There?s a Facebook group for those who care. 

Comments

  1. #1 Sigmund
    January 14, 2009

    I too used to be taken to this museum when I was growing up and I have similar memories of the Giant Deer skeletons. I think there is room for both types of museums although I know what you mean about the nostalgic aspect of this one. I live close to the Stockholm Natural History Museum which has gone down the modernising route. Its still OK for inspiring wonder in children but perhaps not so good for facilitating research.

  2. #2 Rob Clack
    January 15, 2009

    My wife and I attended the SVPCA in Belfast in the early eighties, then rode on my motorbike down to Dublin, where I remember visiting this museum and being completely blown away by the glass medusae and protozoa.

    It would be a tragedy if it didn’t reopen in something like its current format; it’s almost a museum of natural history museums.
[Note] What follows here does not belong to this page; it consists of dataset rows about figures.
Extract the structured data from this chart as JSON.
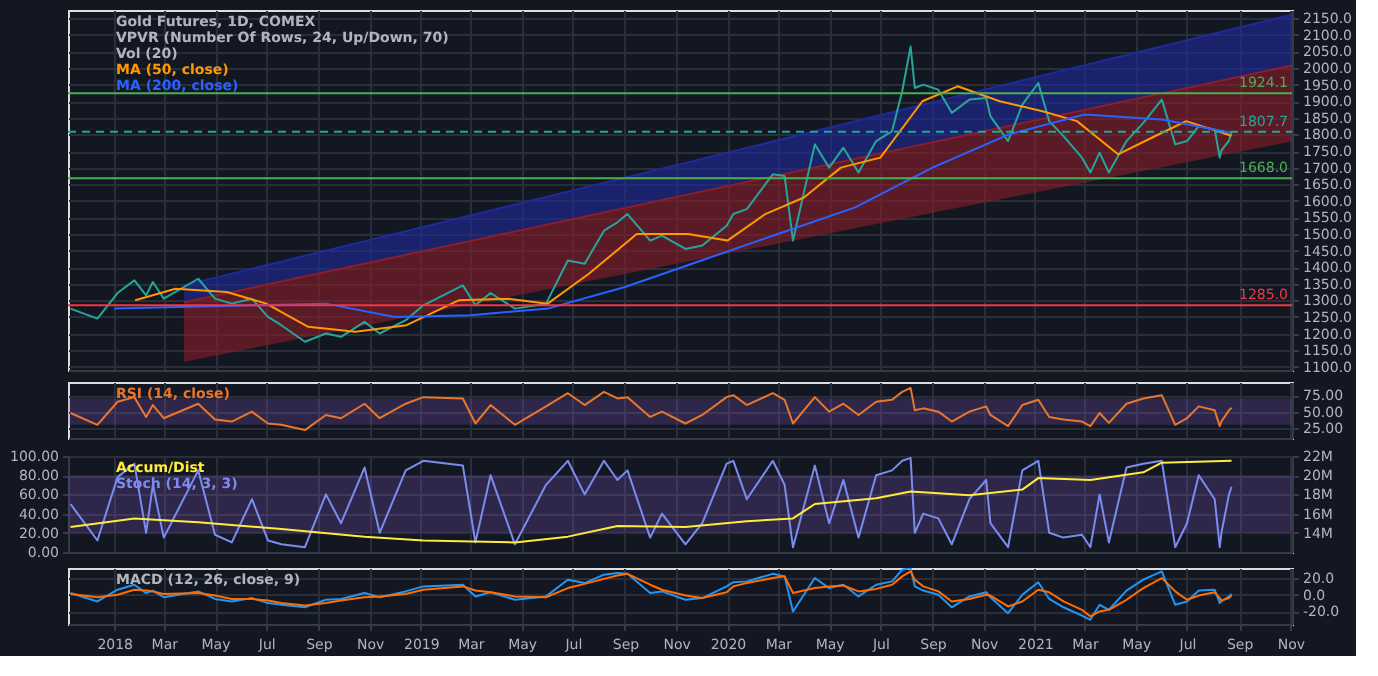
{
  "chart_data": [
    {
      "type": "line",
      "title": "Gold Futures, 1D, COMEX",
      "annotations": [
        "VPVR (Number Of Rows, 24, Up/Down, 70)",
        "Vol (20)"
      ],
      "grid": true,
      "tick_labels": "y",
      "xlim": [
        "2017-11-07",
        "2021-11-03"
      ],
      "xticks": [
        {
          "value": "2018-01-01",
          "label": null
        },
        {
          "value": "2018-03-01",
          "label": null
        },
        {
          "value": "2018-05-01",
          "label": null
        },
        {
          "value": "2018-07-01",
          "label": null
        },
        {
          "value": "2018-09-01",
          "label": null
        },
        {
          "value": "2018-11-01",
          "label": null
        },
        {
          "value": "2019-01-01",
          "label": null
        },
        {
          "value": "2019-03-01",
          "label": null
        },
        {
          "value": "2019-05-01",
          "label": null
        },
        {
          "value": "2019-07-01",
          "label": null
        },
        {
          "value": "2019-09-01",
          "label": null
        },
        {
          "value": "2019-11-01",
          "label": null
        },
        {
          "value": "2020-01-01",
          "label": null
        },
        {
          "value": "2020-03-01",
          "label": null
        },
        {
          "value": "2020-05-01",
          "label": null
        },
        {
          "value": "2020-07-01",
          "label": null
        },
        {
          "value": "2020-09-01",
          "label": null
        },
        {
          "value": "2020-11-01",
          "label": null
        },
        {
          "value": "2021-01-01",
          "label": null
        },
        {
          "value": "2021-03-01",
          "label": null
        },
        {
          "value": "2021-05-01",
          "label": null
        },
        {
          "value": "2021-07-01",
          "label": null
        },
        {
          "value": "2021-09-01",
          "label": null
        },
        {
          "value": "2021-11-01",
          "label": null
        }
      ],
      "ylim": [
        1090,
        2175
      ],
      "yticks": [
        {
          "value": 1100,
          "label": "1100.0"
        },
        {
          "value": 1150,
          "label": "1150.0"
        },
        {
          "value": 1200,
          "label": "1200.0"
        },
        {
          "value": 1250,
          "label": "1250.0"
        },
        {
          "value": 1300,
          "label": "1300.0"
        },
        {
          "value": 1350,
          "label": "1350.0"
        },
        {
          "value": 1400,
          "label": "1400.0"
        },
        {
          "value": 1450,
          "label": "1450.0"
        },
        {
          "value": 1500,
          "label": "1500.0"
        },
        {
          "value": 1550,
          "label": "1550.0"
        },
        {
          "value": 1600,
          "label": "1600.0"
        },
        {
          "value": 1650,
          "label": "1650.0"
        },
        {
          "value": 1700,
          "label": "1700.0"
        },
        {
          "value": 1750,
          "label": "1750.0"
        },
        {
          "value": 1800,
          "label": "1800.0"
        },
        {
          "value": 1850,
          "label": "1850.0"
        },
        {
          "value": 1900,
          "label": "1900.0"
        },
        {
          "value": 1950,
          "label": "1950.0"
        },
        {
          "value": 2000,
          "label": "2000.0"
        },
        {
          "value": 2050,
          "label": "2050.0"
        },
        {
          "value": 2100,
          "label": "2100.0"
        },
        {
          "value": 2150,
          "label": "2150.0"
        }
      ],
      "ref_lines": [
        {
          "axis": "y",
          "value": 1924.1,
          "label": "1924.1",
          "color": "#4caf50"
        },
        {
          "axis": "y",
          "value": 1668.0,
          "label": "1668.0",
          "color": "#4caf50"
        },
        {
          "axis": "y",
          "value": 1285.0,
          "label": "1285.0",
          "color": "#f23645"
        },
        {
          "axis": "y",
          "value": 1807.7,
          "label": "1807.7",
          "color": "#26a69a",
          "line_style": "dashed"
        }
      ],
      "series": [
        {
          "color": "#1f2a9c",
          "x": [
            "2018-03-25",
            "2021-11-03"
          ],
          "values": [
            1345,
            2161
          ],
          "lower": [
            1294,
            2008
          ],
          "upper": [
            1345,
            2161
          ]
        },
        {
          "color": "#8b1e2a",
          "x": [
            "2018-03-25",
            "2021-11-03"
          ],
          "values": [
            1294,
            2008
          ],
          "lower": [
            1115,
            1779
          ],
          "upper": [
            1294,
            2008
          ]
        },
        {
          "color": "#26a69a",
          "x": [
            "2017-11-10",
            "2017-12-12",
            "2018-01-05",
            "2018-01-25",
            "2018-02-08",
            "2018-02-16",
            "2018-03-01",
            "2018-04-11",
            "2018-05-01",
            "2018-05-21",
            "2018-06-14",
            "2018-07-03",
            "2018-07-19",
            "2018-08-16",
            "2018-09-10",
            "2018-09-28",
            "2018-10-26",
            "2018-11-13",
            "2018-12-14",
            "2019-01-04",
            "2019-02-20",
            "2019-03-07",
            "2019-03-25",
            "2019-04-23",
            "2019-05-30",
            "2019-06-25",
            "2019-07-15",
            "2019-08-07",
            "2019-08-23",
            "2019-09-04",
            "2019-10-01",
            "2019-10-15",
            "2019-11-12",
            "2019-12-02",
            "2019-12-31",
            "2020-01-08",
            "2020-01-24",
            "2020-02-24",
            "2020-03-09",
            "2020-03-19",
            "2020-04-14",
            "2020-05-01",
            "2020-05-18",
            "2020-06-05",
            "2020-06-26",
            "2020-07-15",
            "2020-07-27",
            "2020-08-06",
            "2020-08-11",
            "2020-08-21",
            "2020-09-08",
            "2020-09-24",
            "2020-10-15",
            "2020-11-04",
            "2020-11-09",
            "2020-11-30",
            "2020-12-17",
            "2021-01-05",
            "2021-01-18",
            "2021-02-04",
            "2021-02-26",
            "2021-03-08",
            "2021-03-19",
            "2021-03-30",
            "2021-04-20",
            "2021-05-10",
            "2021-06-01",
            "2021-06-17",
            "2021-07-01",
            "2021-07-15",
            "2021-08-03",
            "2021-08-09",
            "2021-08-11",
            "2021-08-20",
            "2021-08-23"
          ],
          "values": [
            1275,
            1245,
            1322,
            1360,
            1315,
            1355,
            1305,
            1365,
            1305,
            1290,
            1305,
            1250,
            1225,
            1175,
            1200,
            1190,
            1235,
            1200,
            1240,
            1285,
            1345,
            1285,
            1322,
            1275,
            1290,
            1420,
            1410,
            1510,
            1535,
            1560,
            1480,
            1495,
            1455,
            1465,
            1525,
            1560,
            1575,
            1680,
            1675,
            1480,
            1770,
            1700,
            1760,
            1685,
            1780,
            1810,
            1930,
            2065,
            1940,
            1950,
            1935,
            1865,
            1905,
            1910,
            1855,
            1780,
            1890,
            1955,
            1840,
            1795,
            1730,
            1685,
            1745,
            1685,
            1780,
            1835,
            1905,
            1770,
            1780,
            1825,
            1815,
            1730,
            1752,
            1781,
            1807.7
          ]
        },
        {
          "name": "MA (50, close)",
          "color": "#ff9800",
          "x": [
            "2018-01-26",
            "2018-03-15",
            "2018-05-15",
            "2018-07-01",
            "2018-08-20",
            "2018-10-15",
            "2018-12-15",
            "2019-02-15",
            "2019-04-15",
            "2019-06-01",
            "2019-07-20",
            "2019-09-15",
            "2019-11-15",
            "2020-01-01",
            "2020-02-15",
            "2020-04-01",
            "2020-05-15",
            "2020-07-01",
            "2020-08-20",
            "2020-10-01",
            "2020-11-20",
            "2021-01-10",
            "2021-02-20",
            "2021-04-10",
            "2021-05-20",
            "2021-06-30",
            "2021-08-23"
          ],
          "values": [
            1300,
            1335,
            1325,
            1290,
            1220,
            1205,
            1225,
            1300,
            1305,
            1290,
            1380,
            1500,
            1500,
            1480,
            1560,
            1610,
            1700,
            1730,
            1900,
            1945,
            1900,
            1870,
            1840,
            1740,
            1790,
            1840,
            1796
          ]
        },
        {
          "name": "MA (200, close)",
          "color": "#2962ff",
          "x": [
            "2018-01-01",
            "2018-09-10",
            "2018-12-01",
            "2019-03-01",
            "2019-06-01",
            "2019-09-01",
            "2019-12-01",
            "2020-03-01",
            "2020-06-01",
            "2020-09-01",
            "2020-12-01",
            "2021-03-01",
            "2021-06-01",
            "2021-08-23"
          ],
          "values": [
            1275,
            1290,
            1250,
            1255,
            1275,
            1340,
            1420,
            1500,
            1580,
            1700,
            1800,
            1860,
            1845,
            1805
          ]
        }
      ]
    },
    {
      "type": "line",
      "grid": true,
      "tick_labels": "y",
      "xlim": [
        "2017-11-07",
        "2021-11-03"
      ],
      "xticks": [
        {
          "value": "2018-01-01",
          "label": null
        },
        {
          "value": "2018-03-01",
          "label": null
        },
        {
          "value": "2018-05-01",
          "label": null
        },
        {
          "value": "2018-07-01",
          "label": null
        },
        {
          "value": "2018-09-01",
          "label": null
        },
        {
          "value": "2018-11-01",
          "label": null
        },
        {
          "value": "2019-01-01",
          "label": null
        },
        {
          "value": "2019-03-01",
          "label": null
        },
        {
          "value": "2019-05-01",
          "label": null
        },
        {
          "value": "2019-07-01",
          "label": null
        },
        {
          "value": "2019-09-01",
          "label": null
        },
        {
          "value": "2019-11-01",
          "label": null
        },
        {
          "value": "2020-01-01",
          "label": null
        },
        {
          "value": "2020-03-01",
          "label": null
        },
        {
          "value": "2020-05-01",
          "label": null
        },
        {
          "value": "2020-07-01",
          "label": null
        },
        {
          "value": "2020-09-01",
          "label": null
        },
        {
          "value": "2020-11-01",
          "label": null
        },
        {
          "value": "2021-01-01",
          "label": null
        },
        {
          "value": "2021-03-01",
          "label": null
        },
        {
          "value": "2021-05-01",
          "label": null
        },
        {
          "value": "2021-07-01",
          "label": null
        },
        {
          "value": "2021-09-01",
          "label": null
        },
        {
          "value": "2021-11-01",
          "label": null
        }
      ],
      "ylim": [
        10,
        95
      ],
      "yticks": [
        {
          "value": 25,
          "label": "25.00"
        },
        {
          "value": 50,
          "label": "50.00"
        },
        {
          "value": 75,
          "label": "75.00"
        }
      ],
      "bands": [
        {
          "axis": "y",
          "from": 30,
          "to": 70,
          "color": "#7e57c2"
        }
      ],
      "x": [
        "2017-11-10",
        "2017-12-12",
        "2018-01-05",
        "2018-01-25",
        "2018-02-08",
        "2018-02-16",
        "2018-03-01",
        "2018-04-11",
        "2018-05-01",
        "2018-05-21",
        "2018-06-14",
        "2018-07-03",
        "2018-07-19",
        "2018-08-16",
        "2018-09-10",
        "2018-09-28",
        "2018-10-26",
        "2018-11-13",
        "2018-12-14",
        "2019-01-04",
        "2019-02-20",
        "2019-03-07",
        "2019-03-25",
        "2019-04-23",
        "2019-05-30",
        "2019-06-25",
        "2019-07-15",
        "2019-08-07",
        "2019-08-23",
        "2019-09-04",
        "2019-10-01",
        "2019-10-15",
        "2019-11-12",
        "2019-12-02",
        "2019-12-31",
        "2020-01-08",
        "2020-01-24",
        "2020-02-24",
        "2020-03-09",
        "2020-03-19",
        "2020-04-14",
        "2020-05-01",
        "2020-05-18",
        "2020-06-05",
        "2020-06-26",
        "2020-07-15",
        "2020-07-27",
        "2020-08-06",
        "2020-08-11",
        "2020-08-21",
        "2020-09-08",
        "2020-09-24",
        "2020-10-15",
        "2020-11-04",
        "2020-11-09",
        "2020-11-30",
        "2020-12-17",
        "2021-01-05",
        "2021-01-18",
        "2021-02-04",
        "2021-02-26",
        "2021-03-08",
        "2021-03-19",
        "2021-03-30",
        "2021-04-20",
        "2021-05-10",
        "2021-06-01",
        "2021-06-17",
        "2021-07-01",
        "2021-07-15",
        "2021-08-03",
        "2021-08-09",
        "2021-08-11",
        "2021-08-20",
        "2021-08-23"
      ],
      "series": [
        {
          "name": "RSI (14, close)",
          "color": "#e8762d",
          "values": [
            48,
            30,
            65,
            72,
            42,
            60,
            40,
            62,
            38,
            35,
            50,
            32,
            30,
            22,
            45,
            40,
            62,
            40,
            62,
            72,
            70,
            32,
            60,
            30,
            58,
            78,
            60,
            80,
            70,
            72,
            42,
            50,
            32,
            45,
            72,
            75,
            60,
            78,
            68,
            32,
            72,
            50,
            62,
            45,
            65,
            68,
            80,
            86,
            52,
            55,
            50,
            35,
            50,
            58,
            45,
            28,
            60,
            68,
            42,
            38,
            35,
            28,
            48,
            33,
            62,
            70,
            75,
            30,
            40,
            58,
            52,
            28,
            35,
            52,
            56
          ]
        }
      ]
    },
    {
      "type": "line",
      "grid": true,
      "tick_labels": "y",
      "xlim": [
        "2017-11-07",
        "2021-11-03"
      ],
      "xticks": [
        {
          "value": "2018-01-01",
          "label": null
        },
        {
          "value": "2018-03-01",
          "label": null
        },
        {
          "value": "2018-05-01",
          "label": null
        },
        {
          "value": "2018-07-01",
          "label": null
        },
        {
          "value": "2018-09-01",
          "label": null
        },
        {
          "value": "2018-11-01",
          "label": null
        },
        {
          "value": "2019-01-01",
          "label": null
        },
        {
          "value": "2019-03-01",
          "label": null
        },
        {
          "value": "2019-05-01",
          "label": null
        },
        {
          "value": "2019-07-01",
          "label": null
        },
        {
          "value": "2019-09-01",
          "label": null
        },
        {
          "value": "2019-11-01",
          "label": null
        },
        {
          "value": "2020-01-01",
          "label": null
        },
        {
          "value": "2020-03-01",
          "label": null
        },
        {
          "value": "2020-05-01",
          "label": null
        },
        {
          "value": "2020-07-01",
          "label": null
        },
        {
          "value": "2020-09-01",
          "label": null
        },
        {
          "value": "2020-11-01",
          "label": null
        },
        {
          "value": "2021-01-01",
          "label": null
        },
        {
          "value": "2021-03-01",
          "label": null
        },
        {
          "value": "2021-05-01",
          "label": null
        },
        {
          "value": "2021-07-01",
          "label": null
        },
        {
          "value": "2021-09-01",
          "label": null
        },
        {
          "value": "2021-11-01",
          "label": null
        }
      ],
      "ylim": [
        0,
        100
      ],
      "yticks": [
        {
          "value": 0,
          "label": "0.00"
        },
        {
          "value": 20,
          "label": "20.00"
        },
        {
          "value": 40,
          "label": "40.00"
        },
        {
          "value": 60,
          "label": "60.00"
        },
        {
          "value": 80,
          "label": "80.00"
        },
        {
          "value": 100,
          "label": "100.00"
        }
      ],
      "y2lim": [
        12000000,
        22000000
      ],
      "y2ticks": [
        {
          "value": 14000000,
          "label": "14M"
        },
        {
          "value": 16000000,
          "label": "16M"
        },
        {
          "value": 18000000,
          "label": "18M"
        },
        {
          "value": 20000000,
          "label": "20M"
        },
        {
          "value": 22000000,
          "label": "22M"
        }
      ],
      "bands": [
        {
          "axis": "y",
          "from": 20,
          "to": 80,
          "color": "#7e57c2"
        }
      ],
      "x": [
        "2017-11-10",
        "2017-12-12",
        "2018-01-05",
        "2018-01-25",
        "2018-02-08",
        "2018-02-16",
        "2018-03-01",
        "2018-04-11",
        "2018-05-01",
        "2018-05-21",
        "2018-06-14",
        "2018-07-03",
        "2018-07-19",
        "2018-08-16",
        "2018-09-10",
        "2018-09-28",
        "2018-10-26",
        "2018-11-13",
        "2018-12-14",
        "2019-01-04",
        "2019-02-20",
        "2019-03-07",
        "2019-03-25",
        "2019-04-23",
        "2019-05-30",
        "2019-06-25",
        "2019-07-15",
        "2019-08-07",
        "2019-08-23",
        "2019-09-04",
        "2019-10-01",
        "2019-10-15",
        "2019-11-12",
        "2019-12-02",
        "2019-12-31",
        "2020-01-08",
        "2020-01-24",
        "2020-02-24",
        "2020-03-09",
        "2020-03-19",
        "2020-04-14",
        "2020-05-01",
        "2020-05-18",
        "2020-06-05",
        "2020-06-26",
        "2020-07-15",
        "2020-07-27",
        "2020-08-06",
        "2020-08-11",
        "2020-08-21",
        "2020-09-08",
        "2020-09-24",
        "2020-10-15",
        "2020-11-04",
        "2020-11-09",
        "2020-11-30",
        "2020-12-17",
        "2021-01-05",
        "2021-01-18",
        "2021-02-04",
        "2021-02-26",
        "2021-03-08",
        "2021-03-19",
        "2021-03-30",
        "2021-04-20",
        "2021-05-10",
        "2021-06-01",
        "2021-06-17",
        "2021-07-01",
        "2021-07-15",
        "2021-08-03",
        "2021-08-09",
        "2021-08-11",
        "2021-08-20",
        "2021-08-23"
      ],
      "series": [
        {
          "name": "Accum/Dist",
          "color": "#ffeb3b",
          "axis": "y2",
          "x": [
            "2017-11-10",
            "2018-01-25",
            "2018-04-11",
            "2018-07-19",
            "2018-10-26",
            "2019-01-04",
            "2019-04-23",
            "2019-06-25",
            "2019-08-23",
            "2019-11-12",
            "2020-01-24",
            "2020-03-19",
            "2020-04-14",
            "2020-06-26",
            "2020-08-06",
            "2020-10-15",
            "2020-12-17",
            "2021-01-05",
            "2021-03-08",
            "2021-05-10",
            "2021-06-01",
            "2021-08-23"
          ],
          "values": [
            14600000,
            15500000,
            15100000,
            14400000,
            13600000,
            13200000,
            13000000,
            13600000,
            14700000,
            14600000,
            15200000,
            15500000,
            17000000,
            17600000,
            18300000,
            17900000,
            18500000,
            19700000,
            19500000,
            20300000,
            21300000,
            21500000
          ]
        },
        {
          "name": "Stoch (14, 3, 3)",
          "color": "#7b8cf0",
          "values": [
            50,
            12,
            78,
            92,
            20,
            70,
            15,
            85,
            18,
            10,
            55,
            12,
            8,
            5,
            60,
            30,
            88,
            20,
            85,
            95,
            90,
            10,
            80,
            8,
            70,
            95,
            60,
            95,
            75,
            85,
            15,
            40,
            8,
            30,
            92,
            95,
            55,
            95,
            70,
            5,
            90,
            30,
            75,
            15,
            80,
            85,
            95,
            98,
            20,
            40,
            35,
            8,
            55,
            75,
            30,
            5,
            85,
            95,
            20,
            15,
            18,
            5,
            60,
            10,
            88,
            92,
            95,
            5,
            30,
            80,
            55,
            5,
            20,
            60,
            68
          ]
        }
      ]
    },
    {
      "type": "line",
      "title": "MACD (12, 26, close, 9)",
      "grid": true,
      "xlim": [
        "2017-11-07",
        "2021-11-03"
      ],
      "xticks": [
        {
          "value": "2018-01-01",
          "label": "2018"
        },
        {
          "value": "2018-03-01",
          "label": "Mar"
        },
        {
          "value": "2018-05-01",
          "label": "May"
        },
        {
          "value": "2018-07-01",
          "label": "Jul"
        },
        {
          "value": "2018-09-01",
          "label": "Sep"
        },
        {
          "value": "2018-11-01",
          "label": "Nov"
        },
        {
          "value": "2019-01-01",
          "label": "2019"
        },
        {
          "value": "2019-03-01",
          "label": "Mar"
        },
        {
          "value": "2019-05-01",
          "label": "May"
        },
        {
          "value": "2019-07-01",
          "label": "Jul"
        },
        {
          "value": "2019-09-01",
          "label": "Sep"
        },
        {
          "value": "2019-11-01",
          "label": "Nov"
        },
        {
          "value": "2020-01-01",
          "label": "2020"
        },
        {
          "value": "2020-03-01",
          "label": "Mar"
        },
        {
          "value": "2020-05-01",
          "label": "May"
        },
        {
          "value": "2020-07-01",
          "label": "Jul"
        },
        {
          "value": "2020-09-01",
          "label": "Sep"
        },
        {
          "value": "2020-11-01",
          "label": "Nov"
        },
        {
          "value": "2021-01-01",
          "label": "2021"
        },
        {
          "value": "2021-03-01",
          "label": "Mar"
        },
        {
          "value": "2021-05-01",
          "label": "May"
        },
        {
          "value": "2021-07-01",
          "label": "Jul"
        },
        {
          "value": "2021-09-01",
          "label": "Sep"
        },
        {
          "value": "2021-11-01",
          "label": "Nov"
        }
      ],
      "ylim": [
        -35,
        32
      ],
      "yticks": [
        {
          "value": -20,
          "label": "-20.0"
        },
        {
          "value": 0,
          "label": "0.0"
        },
        {
          "value": 20,
          "label": "20.0"
        }
      ],
      "x": [
        "2017-11-10",
        "2017-12-12",
        "2018-01-05",
        "2018-01-25",
        "2018-02-08",
        "2018-02-16",
        "2018-03-01",
        "2018-04-11",
        "2018-05-01",
        "2018-05-21",
        "2018-06-14",
        "2018-07-03",
        "2018-07-19",
        "2018-08-16",
        "2018-09-10",
        "2018-09-28",
        "2018-10-26",
        "2018-11-13",
        "2018-12-14",
        "2019-01-04",
        "2019-02-20",
        "2019-03-07",
        "2019-03-25",
        "2019-04-23",
        "2019-05-30",
        "2019-06-25",
        "2019-07-15",
        "2019-08-07",
        "2019-08-23",
        "2019-09-04",
        "2019-10-01",
        "2019-10-15",
        "2019-11-12",
        "2019-12-02",
        "2019-12-31",
        "2020-01-08",
        "2020-01-24",
        "2020-02-24",
        "2020-03-09",
        "2020-03-19",
        "2020-04-14",
        "2020-05-01",
        "2020-05-18",
        "2020-06-05",
        "2020-06-26",
        "2020-07-15",
        "2020-07-27",
        "2020-08-06",
        "2020-08-11",
        "2020-08-21",
        "2020-09-08",
        "2020-09-24",
        "2020-10-15",
        "2020-11-04",
        "2020-11-09",
        "2020-11-30",
        "2020-12-17",
        "2021-01-05",
        "2021-01-18",
        "2021-02-04",
        "2021-02-26",
        "2021-03-08",
        "2021-03-19",
        "2021-03-30",
        "2021-04-20",
        "2021-05-10",
        "2021-06-01",
        "2021-06-17",
        "2021-07-01",
        "2021-07-15",
        "2021-08-03",
        "2021-08-09",
        "2021-08-11",
        "2021-08-20",
        "2021-08-23"
      ],
      "series": [
        {
          "color": "#2196f3",
          "values": [
            2,
            -8,
            6,
            12,
            2,
            5,
            -3,
            4,
            -5,
            -8,
            -4,
            -10,
            -12,
            -15,
            -6,
            -5,
            2,
            -3,
            4,
            10,
            12,
            -2,
            3,
            -6,
            -2,
            18,
            14,
            24,
            26,
            25,
            2,
            4,
            -6,
            -4,
            10,
            15,
            16,
            25,
            22,
            -20,
            20,
            8,
            12,
            -2,
            12,
            16,
            30,
            32,
            10,
            5,
            0,
            -15,
            -2,
            3,
            -3,
            -22,
            0,
            15,
            -5,
            -15,
            -25,
            -30,
            -12,
            -18,
            5,
            18,
            28,
            -12,
            -8,
            5,
            6,
            -10,
            -8,
            -2,
            1
          ]
        },
        {
          "color": "#ff6d00",
          "values": [
            1,
            -3,
            0,
            6,
            5,
            4,
            1,
            2,
            -1,
            -5,
            -5,
            -7,
            -10,
            -13,
            -10,
            -7,
            -3,
            -2,
            1,
            6,
            10,
            5,
            3,
            -2,
            -3,
            8,
            13,
            19,
            23,
            25,
            12,
            6,
            -1,
            -4,
            3,
            10,
            14,
            20,
            22,
            2,
            8,
            10,
            11,
            4,
            7,
            12,
            22,
            28,
            18,
            10,
            4,
            -8,
            -5,
            0,
            -1,
            -14,
            -8,
            6,
            3,
            -8,
            -18,
            -26,
            -20,
            -18,
            -6,
            8,
            20,
            4,
            -6,
            -1,
            3,
            -4,
            -7,
            -4,
            -1
          ]
        }
      ]
    }
  ]
}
    With some similarities to the NHM in Paris, I fancy.

  3. #3 John Lynch
    January 15, 2009

    @ Rob

    I seem to remember reading somewhere that the Dublin museum did resemble that in Paris. Or at least how the museum at the Jardin Des Plantes used to be (it was closed for serious renovations last time I was in Paris and free to visit … 1990 … and I seem to remember reading that they planned on seriously “modernizing” the galleries).

  4. #4 Sigmund
    January 15, 2009

    The Paris museum had a strange arrangement the last time I was there, two years ago. The central gallery had a Noahs ark like procession of animals crossing the gallery that looks very weird and out of place to a biologist – but probably appears enchanting to a child or an art college student (such as the one who designed the thing in the first place).

  5. #5 blf
    January 15, 2009

    When I lived in Dublin that was easily my favourite museum. Besides the unique atmosphere—including tripping over all the art students bent into weird shapes in strange locations making drawings/sketches/paintings/whatevers of the exhibits—I always found a surprise whenever I closely examined a specimen/exhibit.